Overview
My M.Sc. thesis, titled "Formation Control of Multi-Robot Systems Based on Learning Model Predictive Control", focused on advancing the control mechanisms for multi-robot systems operating in dynamic and uncertain environments. The research explored innovative methods to achieve coordinated behavior among multiple robots, emphasizing adaptability, computational efficiency, and robustness in the face of noise, disturbances, and unknown dynamics.

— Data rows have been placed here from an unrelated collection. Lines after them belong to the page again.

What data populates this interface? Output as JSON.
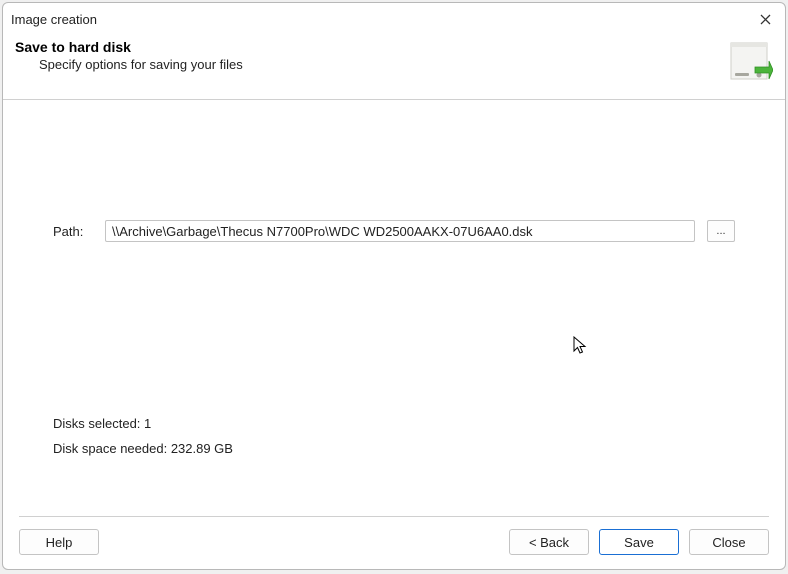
{
  "window": {
    "title": "Image creation"
  },
  "header": {
    "title": "Save to hard disk",
    "subtitle": "Specify options for saving your files"
  },
  "form": {
    "path_label": "Path:",
    "path_value": "\\\\Archive\\Garbage\\Thecus N7700Pro\\WDC WD2500AAKX-07U6AA0.dsk",
    "browse_label": "..."
  },
  "info": {
    "disks_selected_label": "Disks selected:",
    "disks_selected_value": "1",
    "space_needed_label": "Disk space needed:",
    "space_needed_value": "232.89 GB"
  },
  "footer": {
    "help": "Help",
    "back": "< Back",
    "save": "Save",
    "close": "Close"
  }
}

This work culminated in two significant publications that reflect the evolution of the proposed methodologies:
Publications
| Title | Journal/Conference (peer-reviewed) |
|---|---|
| Control of Robots Using Convex QP LMPC and Learning-Based Explicit-MPC | IEEE Transactions on Industrial Informatics |
| Control of Multiple Robots Using LSTM-Based Model Predictive Control | International Conference on Robotics and Mechatronics |
| Publication | Abstract |
|---|---|
| Control of Robots Using Convex QP LMPC and Learning-Based Explicit-MPC | This article presents a novel method for quadrotor trajectory control utilizing cascade control and model predictive control (MPC). The proposed approach divides the control problem into a linear position controller, employing linear MPC with convex quadratic programming, and a nonlinear attitude controller, utilizing deep neural network-based MPC. Addressing the computational load challenges associated with online control, the hardware-in-the-loop (HIL) controller is tested to demonstrate its effectiveness in ensuring fast processing and suitability for online control. The stability of the proposed control strategies is analyzed, and simulation results using the HIL system validate the accurate tracking of desired trajectories. The findings highlight the functionality, reliability, and potential of the proposed approach for real-time applications in quadrotor control. |
| Control of Multiple Robots Using LSTM-Based Model Predictive Control | This paper proposes a Long Short-Term Memory- (LSTM-) based Model Predictive Control (MPC) design for the formation of multi-agent robots. The quadrotor model is considered nonlinear, and no simplifying assumptions are made, ensuring more reliable results and broader applicability of the proposed method. A cascade controller with a position controller as the main loop and an attitude controller as the inner loop is presented to address the formation control problem. An LSTM network is employed as the estimator to predict the future states of each quadrotor, while Differential Evolution (DE) optimizes input values to satisfy constraints and minimize tracking errors. Beyond its online learning capability, the proposed controller effectively handles environmental or structural disturbances, uncertainties, and noise. Additionally, a closed-loop stability analysis is performed. Finally, simulation examples are provided to demonstrate the effectiveness of the proposed control structure. |
Key Differences
| Aspect | LSTM-Based Model-Free MPC | Convex QP LMPC & Explicit-MPC |
|---|---|---|
| Core Design | Designed to handle noise, disturbances, and uncertainties without relying on known robot dynamics. | Developed as a low-computation controller focused on trajectory optimization and efficiency. |
| Computational Costs | High computational costs due to the use of LSTM networks for dynamic prediction. | Optimized for low computational demand, making it suitable for real-time applications. |
| Limitations | Struggles with maintaining low computational requirements for large-scale or real-time systems. | Challenges in handling disturbances, multi-rate systems, and other complex scenarios. |
| Applications | Ideal for environments with high uncertainties where model-free adaptability is critical. | Better suited for structured tasks where low computation is a priority over complex adaptability. |
Conclusion
Both approaches represent important advancements in MPC for robotics, addressing distinct challenges in control. The LSTM-Based Model-Free MPC excels in handling uncertainties but demands significant computational resources, making it less practical for real-time applications. Conversely, the Convex QP LMPC and Explicit-MPC approach prioritizes computational efficiency, enabling real-time control but encountering limitations in managing disturbances and multi-rate systems. Together, these works lay the foundation for future research aimed at combining their strengths to achieve robust, adaptable, and efficient control strategies.